Alex Dupont returned to Charleston and brought his bride with him.

Dupont, who traveled to the Holy City from Quebec, successfully defended his wheelchair championship Saturday during the 36th annual Cooper River Bridge Run.

He set a record last spring with a time of 25 minutes, 42 seconds over the 10-kilometer course. His time Saturday was 17 seconds off his pace, but he was still smiling. His wife, Ilana Duff Dupont, won the women’s division with a time of 30:17.

“I won last year, and I loved it last year,” Alex Dupont said. “I couldn’t expect a result like I had last year, but I tried. Most of the race wasn’t so bad except for the bridge. The bridge is really tough.”

Dupont was 17 years old when he lost his right leg in a motorcycle accident in 2003. He turned to wheelchair racing and was an elite racer five years later.

Ilana Duff Dupont, who was paralyzed in a horseback riding incident in 2000, was only one of two women entered in this year’s event. She knew her odds of winning were good.

“I spent a lot of time getting ready for this,” she said. “I practiced five days a week, so I was ready for the challenge.”

The couple met while competing at the 2007 international wheelchair and amputee sports world junior championships in Ireland. Duff Dupont competed in the 2008 Summer Paralympics in Beijing and fared well. She won a bronze medal in the women’s 100 meters, finished fifth in the women’s 200 meters and sixth in the 400 meters.

The coupled headed to Marion Square for the post-race party and awards ceremony, and toured Charleston after that.

“It is a great day,” Alex Dupont said. “I had to push myself hard both years, but it’s not getting easier. I’m 27 and that bridge seemed taller.”

She said yes

Some guys will do anything to get their girlfriend to accept their marriage proposal.

Greenville resident Clint Davis faked an injury on top of the Cooper River Bridge and then proposed to Sarah Smith of Spartanburg.

Davis fell to the pavement, got up on his knee and told Smith, “I can’t go any further without you” as he pulled out a diamond ring.

She said yes without hesitation.

“I really thought he fell and hurt himself,” Smith said. “Everyone around us seemed concerned. But he pulled out the ring and everyone started cheering. I started to cry. I am still in a state of shock.”

Davis planned the engagement caper more than a year ago when he ran in his first Cooper River Bridge Run. He thought Saturday was a perfect time to pop the question since it “was a good excuse to get the families together.”

Team Semper Fi

The Semper Fi Fund sent 10 members from Team Semper Fi to take part in the Bridge Run. The team has taken part in the race for seven straight years, and is now an official charity of the event.

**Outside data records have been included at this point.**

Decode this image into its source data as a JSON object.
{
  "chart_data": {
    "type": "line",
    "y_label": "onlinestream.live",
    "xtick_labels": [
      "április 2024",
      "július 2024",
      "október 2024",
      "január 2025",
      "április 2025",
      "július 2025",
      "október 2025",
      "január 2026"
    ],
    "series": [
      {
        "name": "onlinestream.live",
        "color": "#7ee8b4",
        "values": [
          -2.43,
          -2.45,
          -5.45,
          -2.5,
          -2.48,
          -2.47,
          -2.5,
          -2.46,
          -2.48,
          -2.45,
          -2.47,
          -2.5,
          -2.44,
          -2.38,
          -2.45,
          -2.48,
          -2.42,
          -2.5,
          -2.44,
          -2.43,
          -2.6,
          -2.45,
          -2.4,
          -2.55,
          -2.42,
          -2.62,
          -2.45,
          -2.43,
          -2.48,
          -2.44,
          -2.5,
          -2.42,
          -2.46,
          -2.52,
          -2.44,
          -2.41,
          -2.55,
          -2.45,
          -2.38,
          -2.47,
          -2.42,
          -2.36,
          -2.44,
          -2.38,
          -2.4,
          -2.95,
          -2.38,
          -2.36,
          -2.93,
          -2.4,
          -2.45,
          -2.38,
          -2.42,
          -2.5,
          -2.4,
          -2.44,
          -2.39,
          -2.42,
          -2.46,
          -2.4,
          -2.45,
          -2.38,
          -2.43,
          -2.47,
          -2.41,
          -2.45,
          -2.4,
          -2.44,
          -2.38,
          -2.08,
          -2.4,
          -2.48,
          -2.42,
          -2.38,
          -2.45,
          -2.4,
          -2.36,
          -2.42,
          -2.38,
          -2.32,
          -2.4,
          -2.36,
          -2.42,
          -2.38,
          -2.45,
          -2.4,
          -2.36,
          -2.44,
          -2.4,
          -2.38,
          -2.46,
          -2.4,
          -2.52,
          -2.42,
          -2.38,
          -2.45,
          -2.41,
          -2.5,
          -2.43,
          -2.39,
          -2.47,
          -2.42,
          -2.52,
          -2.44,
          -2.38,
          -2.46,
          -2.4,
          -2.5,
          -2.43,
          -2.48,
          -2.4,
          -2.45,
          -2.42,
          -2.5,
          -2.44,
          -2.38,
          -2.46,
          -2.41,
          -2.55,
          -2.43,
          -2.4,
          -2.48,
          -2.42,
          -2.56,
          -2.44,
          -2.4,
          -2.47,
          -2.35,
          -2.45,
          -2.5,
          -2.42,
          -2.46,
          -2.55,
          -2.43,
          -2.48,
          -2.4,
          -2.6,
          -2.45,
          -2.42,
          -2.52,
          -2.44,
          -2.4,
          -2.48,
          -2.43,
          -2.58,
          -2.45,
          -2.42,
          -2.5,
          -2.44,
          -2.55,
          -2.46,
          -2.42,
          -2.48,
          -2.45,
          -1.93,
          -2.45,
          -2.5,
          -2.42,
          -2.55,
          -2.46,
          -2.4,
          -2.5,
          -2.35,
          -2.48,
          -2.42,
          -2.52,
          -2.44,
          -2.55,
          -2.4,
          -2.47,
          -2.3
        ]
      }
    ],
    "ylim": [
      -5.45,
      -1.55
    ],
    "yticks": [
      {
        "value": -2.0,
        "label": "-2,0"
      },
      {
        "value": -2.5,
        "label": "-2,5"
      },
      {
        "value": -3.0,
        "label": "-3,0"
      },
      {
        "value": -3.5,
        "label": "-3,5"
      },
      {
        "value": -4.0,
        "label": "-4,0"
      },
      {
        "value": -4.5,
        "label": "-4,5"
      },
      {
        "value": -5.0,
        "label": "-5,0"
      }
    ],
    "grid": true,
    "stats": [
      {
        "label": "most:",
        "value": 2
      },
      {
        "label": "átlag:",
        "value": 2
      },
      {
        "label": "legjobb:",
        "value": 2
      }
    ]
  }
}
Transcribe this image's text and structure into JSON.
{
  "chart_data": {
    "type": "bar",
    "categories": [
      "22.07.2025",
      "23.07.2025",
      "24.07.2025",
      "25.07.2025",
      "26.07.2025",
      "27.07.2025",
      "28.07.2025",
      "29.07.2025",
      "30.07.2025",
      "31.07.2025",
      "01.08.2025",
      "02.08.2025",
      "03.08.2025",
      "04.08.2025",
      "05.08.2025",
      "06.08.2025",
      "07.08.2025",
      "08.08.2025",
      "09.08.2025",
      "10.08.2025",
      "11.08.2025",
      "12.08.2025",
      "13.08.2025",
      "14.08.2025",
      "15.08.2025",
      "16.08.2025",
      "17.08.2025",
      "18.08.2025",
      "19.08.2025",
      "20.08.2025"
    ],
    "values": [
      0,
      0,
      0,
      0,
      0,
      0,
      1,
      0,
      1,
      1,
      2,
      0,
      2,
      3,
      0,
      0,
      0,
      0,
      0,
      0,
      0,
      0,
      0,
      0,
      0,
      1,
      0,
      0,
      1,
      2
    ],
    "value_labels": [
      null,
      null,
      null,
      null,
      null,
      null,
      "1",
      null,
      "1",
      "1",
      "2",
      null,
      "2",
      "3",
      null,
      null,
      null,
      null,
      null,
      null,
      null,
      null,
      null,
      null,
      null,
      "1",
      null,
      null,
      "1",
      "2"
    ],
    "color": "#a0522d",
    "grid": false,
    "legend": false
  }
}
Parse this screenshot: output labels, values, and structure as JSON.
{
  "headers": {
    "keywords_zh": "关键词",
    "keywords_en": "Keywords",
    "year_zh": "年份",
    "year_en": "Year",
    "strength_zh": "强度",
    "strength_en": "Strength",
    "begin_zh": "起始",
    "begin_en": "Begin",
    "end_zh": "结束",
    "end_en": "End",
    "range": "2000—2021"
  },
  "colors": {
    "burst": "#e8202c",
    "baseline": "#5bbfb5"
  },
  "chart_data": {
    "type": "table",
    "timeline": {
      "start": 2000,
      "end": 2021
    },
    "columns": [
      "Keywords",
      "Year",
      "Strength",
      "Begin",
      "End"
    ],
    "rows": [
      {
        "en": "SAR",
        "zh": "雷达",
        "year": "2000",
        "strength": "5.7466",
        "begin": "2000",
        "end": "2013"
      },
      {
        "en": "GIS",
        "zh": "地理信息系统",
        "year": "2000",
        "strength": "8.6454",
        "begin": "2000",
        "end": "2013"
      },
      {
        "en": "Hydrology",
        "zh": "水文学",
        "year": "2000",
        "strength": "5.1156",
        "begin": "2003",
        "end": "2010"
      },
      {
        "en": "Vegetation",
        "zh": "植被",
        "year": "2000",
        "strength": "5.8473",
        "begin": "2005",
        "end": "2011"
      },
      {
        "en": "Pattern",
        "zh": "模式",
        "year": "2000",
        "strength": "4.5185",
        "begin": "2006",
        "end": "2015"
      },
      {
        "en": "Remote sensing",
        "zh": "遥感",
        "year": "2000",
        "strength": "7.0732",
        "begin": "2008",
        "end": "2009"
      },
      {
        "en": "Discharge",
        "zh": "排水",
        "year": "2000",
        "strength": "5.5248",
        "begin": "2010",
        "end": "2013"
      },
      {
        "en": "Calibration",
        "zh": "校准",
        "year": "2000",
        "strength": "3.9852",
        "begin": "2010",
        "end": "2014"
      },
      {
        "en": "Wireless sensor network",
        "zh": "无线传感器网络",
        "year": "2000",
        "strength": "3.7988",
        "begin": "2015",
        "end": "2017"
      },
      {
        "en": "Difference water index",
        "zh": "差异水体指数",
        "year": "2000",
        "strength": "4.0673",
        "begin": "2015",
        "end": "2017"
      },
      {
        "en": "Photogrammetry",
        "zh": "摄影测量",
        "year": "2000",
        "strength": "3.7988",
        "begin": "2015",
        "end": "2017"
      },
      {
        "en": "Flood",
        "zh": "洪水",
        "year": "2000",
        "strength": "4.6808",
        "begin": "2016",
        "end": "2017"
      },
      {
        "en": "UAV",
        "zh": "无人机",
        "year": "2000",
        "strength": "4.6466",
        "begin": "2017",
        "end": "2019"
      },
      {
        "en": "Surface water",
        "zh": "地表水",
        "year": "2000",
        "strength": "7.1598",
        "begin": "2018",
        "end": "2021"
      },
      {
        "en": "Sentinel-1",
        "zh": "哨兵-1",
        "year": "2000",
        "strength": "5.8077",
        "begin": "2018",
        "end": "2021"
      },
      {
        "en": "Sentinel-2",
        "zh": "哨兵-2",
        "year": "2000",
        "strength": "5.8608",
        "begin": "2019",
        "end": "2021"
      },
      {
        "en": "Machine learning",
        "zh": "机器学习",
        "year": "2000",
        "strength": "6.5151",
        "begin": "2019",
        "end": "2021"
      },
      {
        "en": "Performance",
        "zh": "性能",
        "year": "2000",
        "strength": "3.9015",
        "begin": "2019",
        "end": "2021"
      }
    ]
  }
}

Team Semper Fi is the heart and inspiration of the Semper Fi Fund’s rehabilitative Athletic Program. The team is made up of servicemen and women who have overcome significant challenges in their service to their country, and have embraced the fighting, athletic spirit on their road to recovery.

The Semper Fi Fund provides the team with coaches, specialized sporting equipment, entry fees, and travel expenses to athletic events. TSF members are also given the opportunity to receive high-level training from former and current Olympic and Paralympic through the U.S. Paralympics.

Other winners

Malcolm Campbell of Georgia was the male Masters’ winner with a time of 31.00, and Ilona Baranova of Ukraine won the female division with a time of 35.00.

Susi Smith of Greenville won the female Grand Masters’ race with a time of 41.33, and Marc Embler of Folly Beach won the male Grand Masters with a time of 36.19. He won the 1981 Cooper River Bridge Run.

Mimi Sturgill of Kiawah Island won the female Senior Grand Masters race in 45.21. Richard Banning of Florida won the male division in 39.23.

Caitlin Schier and Michael Banks won the Marcus Newberry Award. The awards are given to the top female and male finishers who live in Charleston, Berkeley or Dorchester Counties. Schier’s time was 37.47 while Banks’ time was 30.14.